Marco was nothing if not obedient. He went off to find a boy, and found many. Eventually, for reasons mysterious to everyone except the two of them, he married Grazia, who was not thirty but twenty years older than he was. They lived together for a few years. Then Marco moved to New York with Laura, whose son he’d adopted, and Grazia moved to Milan with Alberto. Fulvia took as a new lover the doctor who’d treated her wounds and was eager to try out that sexual position her fondness for which had brought her to his hospital in the first place. His name was Caino, and he spent his summers in Capri, with his wife.
Almost instantly after Marco went off to find boys, Rosa an
d Fulvia became friends again, which was lucky, since summer was coming, and everyone was in an uproar about what would happen with the house if Rosa and Fulvia were fighting. Later, Grazia insisted Fulvia had timed it that way.
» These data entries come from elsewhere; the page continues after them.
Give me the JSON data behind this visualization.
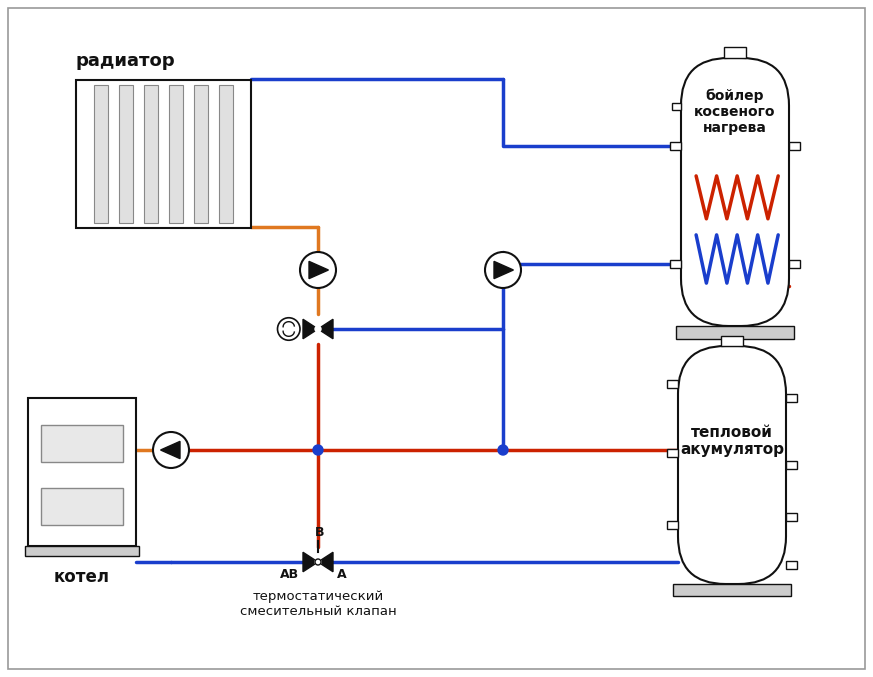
{
  "red": "#cc2200",
  "blue": "#1a3ecc",
  "orange": "#e07820",
  "dark": "#111111",
  "gray": "#888888",
  "lgray": "#cccccc",
  "lw": 2.5,
  "label_radiator": "радиатор",
  "label_boiler_tank": "бойлер\nкосвеного\nнагрева",
  "label_heat_acc": "тепловой\nакумулятор",
  "label_kotel": "котел",
  "label_valve": "термостатический\nсмесительный клапан"
}
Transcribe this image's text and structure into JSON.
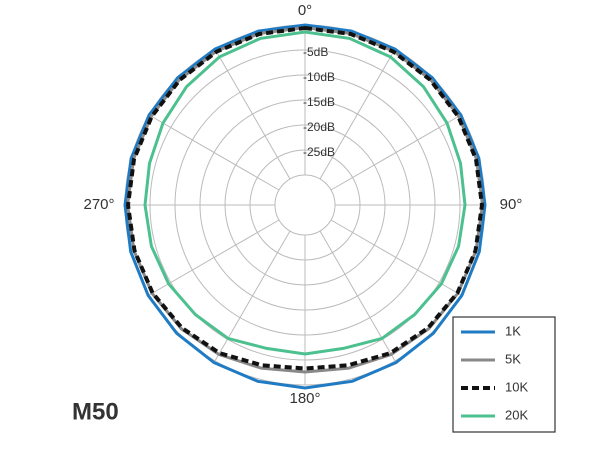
{
  "chart_data": {
    "type": "polar",
    "title": "M50",
    "theta": [
      0,
      15,
      30,
      45,
      60,
      75,
      90,
      105,
      120,
      135,
      150,
      165,
      180,
      195,
      210,
      225,
      240,
      255,
      270,
      285,
      300,
      315,
      330,
      345
    ],
    "rlim": [
      -30,
      0
    ],
    "rticks": [
      {
        "value": -5,
        "label": "-5dB"
      },
      {
        "value": -10,
        "label": "-10dB"
      },
      {
        "value": -15,
        "label": "-15dB"
      },
      {
        "value": -20,
        "label": "-20dB"
      },
      {
        "value": -25,
        "label": "-25dB"
      }
    ],
    "rgrid": [
      -30,
      -25,
      -20,
      -15,
      -10,
      -5,
      0
    ],
    "thetagrid": [
      0,
      30,
      60,
      90,
      120,
      150,
      180,
      210,
      240,
      270,
      300,
      330
    ],
    "thetaticks": [
      {
        "value": 0,
        "label": "0°"
      },
      {
        "value": 90,
        "label": "90°"
      },
      {
        "value": 180,
        "label": "180°"
      },
      {
        "value": 270,
        "label": "270°"
      }
    ],
    "legend": "lower right",
    "series": [
      {
        "name": "1K",
        "color": "#1f7bc4",
        "line_style": "solid",
        "values": [
          0,
          0,
          0,
          0,
          0,
          0,
          0,
          0.1,
          0.2,
          0.3,
          0.4,
          0.5,
          0.6,
          0.5,
          0.4,
          0.3,
          0.2,
          0.1,
          0,
          0,
          0,
          0,
          0,
          0
        ]
      },
      {
        "name": "5K",
        "color": "#888888",
        "line_style": "solid",
        "values": [
          -0.5,
          -0.5,
          -0.5,
          -0.5,
          -0.5,
          -0.5,
          -0.5,
          -0.6,
          -0.7,
          -1,
          -1.5,
          -2.2,
          -2.6,
          -2.2,
          -1.5,
          -1,
          -0.7,
          -0.6,
          -0.5,
          -0.5,
          -0.5,
          -0.5,
          -0.5,
          -0.5
        ]
      },
      {
        "name": "10K",
        "color": "#111111",
        "line_style": "dashed",
        "values": [
          -0.6,
          -0.6,
          -0.6,
          -0.6,
          -0.6,
          -0.6,
          -0.6,
          -0.7,
          -0.8,
          -1.2,
          -1.8,
          -2.8,
          -3.3,
          -2.8,
          -1.8,
          -1.2,
          -0.8,
          -0.7,
          -0.6,
          -0.6,
          -0.6,
          -0.6,
          -0.6,
          -0.6
        ]
      },
      {
        "name": "20K",
        "color": "#4cc08e",
        "line_style": "solid",
        "values": [
          -1.4,
          -1.5,
          -1.8,
          -2.5,
          -3.2,
          -3.8,
          -4,
          -4.2,
          -4.5,
          -5,
          -5.2,
          -6.3,
          -6.2,
          -6.3,
          -5.2,
          -5,
          -4.5,
          -4.2,
          -4,
          -3.8,
          -3.2,
          -2.5,
          -1.8,
          -1.5
        ]
      }
    ]
  }
}
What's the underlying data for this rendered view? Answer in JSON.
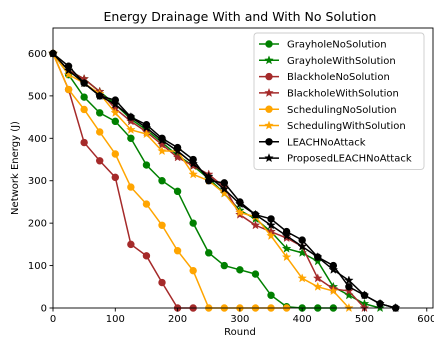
{
  "chart_data": {
    "type": "line",
    "title": "Energy Drainage With and With No Solution",
    "xlabel": "Round",
    "ylabel": "Network Energy (J)",
    "xlim": [
      0,
      610
    ],
    "ylim": [
      0,
      660
    ],
    "xticks": [
      0,
      100,
      200,
      300,
      400,
      500,
      600
    ],
    "yticks": [
      0,
      100,
      200,
      300,
      400,
      500,
      600
    ],
    "grid": false,
    "legend_position": "top-right",
    "series": [
      {
        "name": "GrayholeNoSolution",
        "color": "#008000",
        "marker": "circle",
        "x": [
          0,
          25,
          50,
          75,
          100,
          125,
          150,
          175,
          200,
          225,
          250,
          275,
          300,
          325,
          350,
          375,
          400,
          425,
          450
        ],
        "y": [
          600,
          550,
          497,
          460,
          440,
          400,
          337,
          300,
          275,
          200,
          130,
          100,
          90,
          80,
          30,
          3,
          0,
          0,
          0
        ]
      },
      {
        "name": "GrayholeWithSolution",
        "color": "#008000",
        "marker": "star",
        "x": [
          0,
          25,
          50,
          75,
          100,
          125,
          150,
          175,
          200,
          225,
          250,
          275,
          300,
          325,
          350,
          375,
          400,
          425,
          450,
          475,
          500,
          525
        ],
        "y": [
          600,
          560,
          540,
          510,
          480,
          445,
          420,
          390,
          360,
          335,
          305,
          270,
          230,
          210,
          180,
          140,
          130,
          110,
          50,
          30,
          10,
          0
        ]
      },
      {
        "name": "BlackholeNoSolution",
        "color": "#a52a2a",
        "marker": "circle",
        "x": [
          0,
          25,
          50,
          75,
          100,
          125,
          150,
          175,
          200,
          225
        ],
        "y": [
          600,
          515,
          390,
          347,
          308,
          150,
          123,
          60,
          0,
          0
        ]
      },
      {
        "name": "BlackholeWithSolution",
        "color": "#a52a2a",
        "marker": "star",
        "x": [
          0,
          25,
          50,
          75,
          100,
          125,
          150,
          175,
          200,
          225,
          250,
          275,
          300,
          325,
          350,
          375,
          400,
          425,
          450,
          475,
          500
        ],
        "y": [
          600,
          560,
          540,
          510,
          470,
          440,
          415,
          385,
          355,
          335,
          315,
          285,
          220,
          195,
          180,
          165,
          145,
          70,
          45,
          40,
          0
        ]
      },
      {
        "name": "SchedulingNoSolution",
        "color": "#ffa500",
        "marker": "circle",
        "x": [
          0,
          25,
          50,
          75,
          100,
          125,
          150,
          175,
          200,
          225,
          250,
          275,
          300,
          325,
          350,
          375
        ],
        "y": [
          600,
          515,
          468,
          415,
          363,
          285,
          245,
          195,
          135,
          88,
          0,
          0,
          0,
          0,
          0,
          0
        ]
      },
      {
        "name": "SchedulingWithSolution",
        "color": "#ffa500",
        "marker": "star",
        "x": [
          0,
          25,
          50,
          75,
          100,
          125,
          150,
          175,
          200,
          225,
          250,
          275,
          300,
          325,
          350,
          375,
          400,
          425,
          450,
          475
        ],
        "y": [
          600,
          550,
          530,
          505,
          460,
          420,
          410,
          370,
          370,
          315,
          300,
          270,
          225,
          215,
          170,
          120,
          70,
          50,
          40,
          0
        ]
      },
      {
        "name": "LEACHNoAttack",
        "color": "#000000",
        "marker": "circle",
        "x": [
          0,
          25,
          50,
          75,
          100,
          125,
          150,
          175,
          200,
          225,
          250,
          275,
          300,
          325,
          350,
          375,
          400,
          425,
          450,
          475,
          500,
          525,
          550
        ],
        "y": [
          600,
          570,
          530,
          500,
          490,
          450,
          432,
          400,
          378,
          350,
          300,
          295,
          250,
          220,
          210,
          180,
          160,
          120,
          100,
          50,
          30,
          10,
          0
        ]
      },
      {
        "name": "ProposedLEACHNoAttack",
        "color": "#000000",
        "marker": "star",
        "x": [
          0,
          25,
          50,
          75,
          100,
          125,
          150,
          175,
          200,
          225,
          250,
          275,
          300,
          325,
          350,
          375,
          400,
          425,
          450,
          475,
          500,
          525,
          550
        ],
        "y": [
          600,
          560,
          530,
          500,
          480,
          450,
          425,
          395,
          370,
          340,
          310,
          280,
          245,
          220,
          195,
          170,
          145,
          120,
          90,
          65,
          30,
          10,
          0
        ]
      }
    ]
  }
}
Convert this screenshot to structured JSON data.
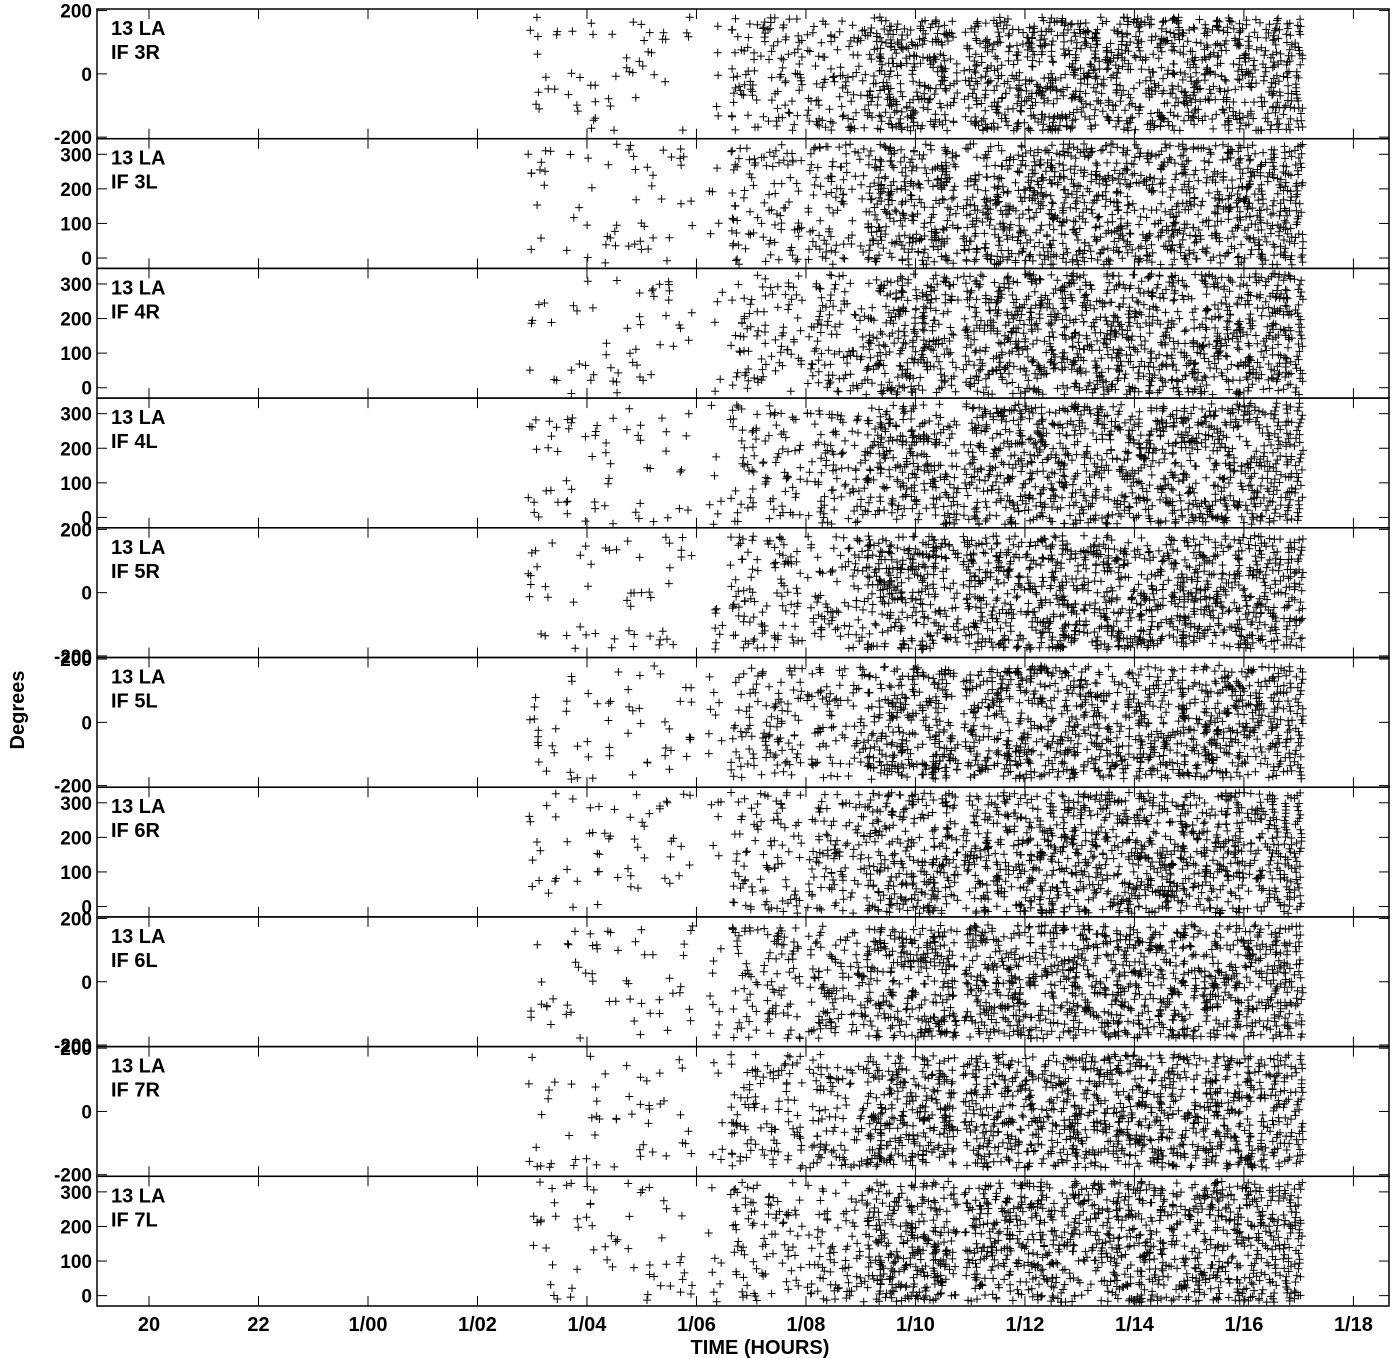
{
  "chart_data": {
    "type": "scatter",
    "title": "",
    "marker": "+",
    "marker_color": "#000000",
    "background": "#ffffff",
    "xlabel": "TIME (HOURS)",
    "ylabel": "Degrees",
    "x_unit": "hours",
    "x_range": [
      19.05,
      42.65
    ],
    "x_ticks": [
      {
        "value": 20,
        "label": "20"
      },
      {
        "value": 22,
        "label": "22"
      },
      {
        "value": 24,
        "label": "1/00"
      },
      {
        "value": 26,
        "label": "1/02"
      },
      {
        "value": 28,
        "label": "1/04"
      },
      {
        "value": 30,
        "label": "1/06"
      },
      {
        "value": 32,
        "label": "1/08"
      },
      {
        "value": 34,
        "label": "1/10"
      },
      {
        "value": 36,
        "label": "1/12"
      },
      {
        "value": 38,
        "label": "1/14"
      },
      {
        "value": 40,
        "label": "1/16"
      },
      {
        "value": 42,
        "label": "1/18"
      }
    ],
    "data_time_range": [
      27.0,
      41.05
    ],
    "panels": [
      {
        "antenna": "13 LA",
        "if": "IF 3R",
        "ylim": [
          -205,
          205
        ],
        "yticks": [
          -200,
          0,
          200
        ],
        "phase_range": [
          -180,
          180
        ]
      },
      {
        "antenna": "13 LA",
        "if": "IF 3L",
        "ylim": [
          -30,
          345
        ],
        "yticks": [
          0,
          100,
          200,
          300
        ],
        "phase_range": [
          -20,
          330
        ]
      },
      {
        "antenna": "13 LA",
        "if": "IF 4R",
        "ylim": [
          -30,
          345
        ],
        "yticks": [
          0,
          100,
          200,
          300
        ],
        "phase_range": [
          -20,
          330
        ]
      },
      {
        "antenna": "13 LA",
        "if": "IF 4L",
        "ylim": [
          -30,
          345
        ],
        "yticks": [
          0,
          100,
          200,
          300
        ],
        "phase_range": [
          -20,
          330
        ]
      },
      {
        "antenna": "13 LA",
        "if": "IF 5R",
        "ylim": [
          -205,
          205
        ],
        "yticks": [
          -200,
          0,
          200
        ],
        "phase_range": [
          -180,
          180
        ]
      },
      {
        "antenna": "13 LA",
        "if": "IF 5L",
        "ylim": [
          -205,
          205
        ],
        "yticks": [
          -200,
          0,
          200
        ],
        "phase_range": [
          -180,
          180
        ]
      },
      {
        "antenna": "13 LA",
        "if": "IF 6R",
        "ylim": [
          -30,
          345
        ],
        "yticks": [
          0,
          100,
          200,
          300
        ],
        "phase_range": [
          -20,
          330
        ]
      },
      {
        "antenna": "13 LA",
        "if": "IF 6L",
        "ylim": [
          -205,
          205
        ],
        "yticks": [
          -200,
          0,
          200
        ],
        "phase_range": [
          -180,
          180
        ]
      },
      {
        "antenna": "13 LA",
        "if": "IF 7R",
        "ylim": [
          -205,
          205
        ],
        "yticks": [
          -200,
          0,
          200
        ],
        "phase_range": [
          -180,
          180
        ]
      },
      {
        "antenna": "13 LA",
        "if": "IF 7L",
        "ylim": [
          -30,
          345
        ],
        "yticks": [
          0,
          100,
          200,
          300
        ],
        "phase_range": [
          -20,
          330
        ]
      }
    ],
    "scan_times": [
      27.05,
      27.35,
      27.75,
      28.1,
      28.45,
      28.85,
      29.1,
      29.45,
      29.8,
      30.35,
      30.75,
      31.0,
      31.3,
      31.55,
      31.8,
      32.15,
      32.35,
      32.55,
      32.8,
      33.05,
      33.25,
      33.45,
      33.65,
      33.85,
      34.05,
      34.25,
      34.45,
      34.65,
      35.0,
      35.2,
      35.4,
      35.6,
      35.8,
      36.0,
      36.2,
      36.4,
      36.6,
      36.8,
      37.0,
      37.2,
      37.4,
      37.6,
      37.8,
      38.0,
      38.2,
      38.4,
      38.6,
      38.8,
      39.0,
      39.2,
      39.4,
      39.6,
      39.8,
      40.0,
      40.2,
      40.4,
      40.6,
      40.8,
      41.0
    ]
  }
}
An affair was an affair, but the summer house—that was a different matter.
Technically, it’s Fulvia’s house. She inherited it from her parents, who died in the war—they were both Resistance fighters—and since their youth, she and Rosa and all their husbands and children have shared it. When Fulvia dies, it will become Rosa’s property—“the least I deserve,” Rosa joked, after the pronouncement was made. “After all, Fulvia, have you once planted a seed or painted a wall or boiled a pot of water? I was the casalinga, summer after summer. It should have been mine years ago.”
“Don’t forget who found the furniture.”
“Don’t forget who dusted it.”
“Puttana.”
“Don’t call me a puttana,” Rosa said. “I’ve only had two husbands.” And Fulvia laughed. “Come here,” she called to Nicholas. She cleared a space on the sofa in the living room, the sofa from which she conducted the business of the house, then slapped the space like a baby’s bottom, shouting, “Sit! Sit!” Nicholas sat. “Now tell me, are you having a good time here? Are you enjoying your new Italian relatives?”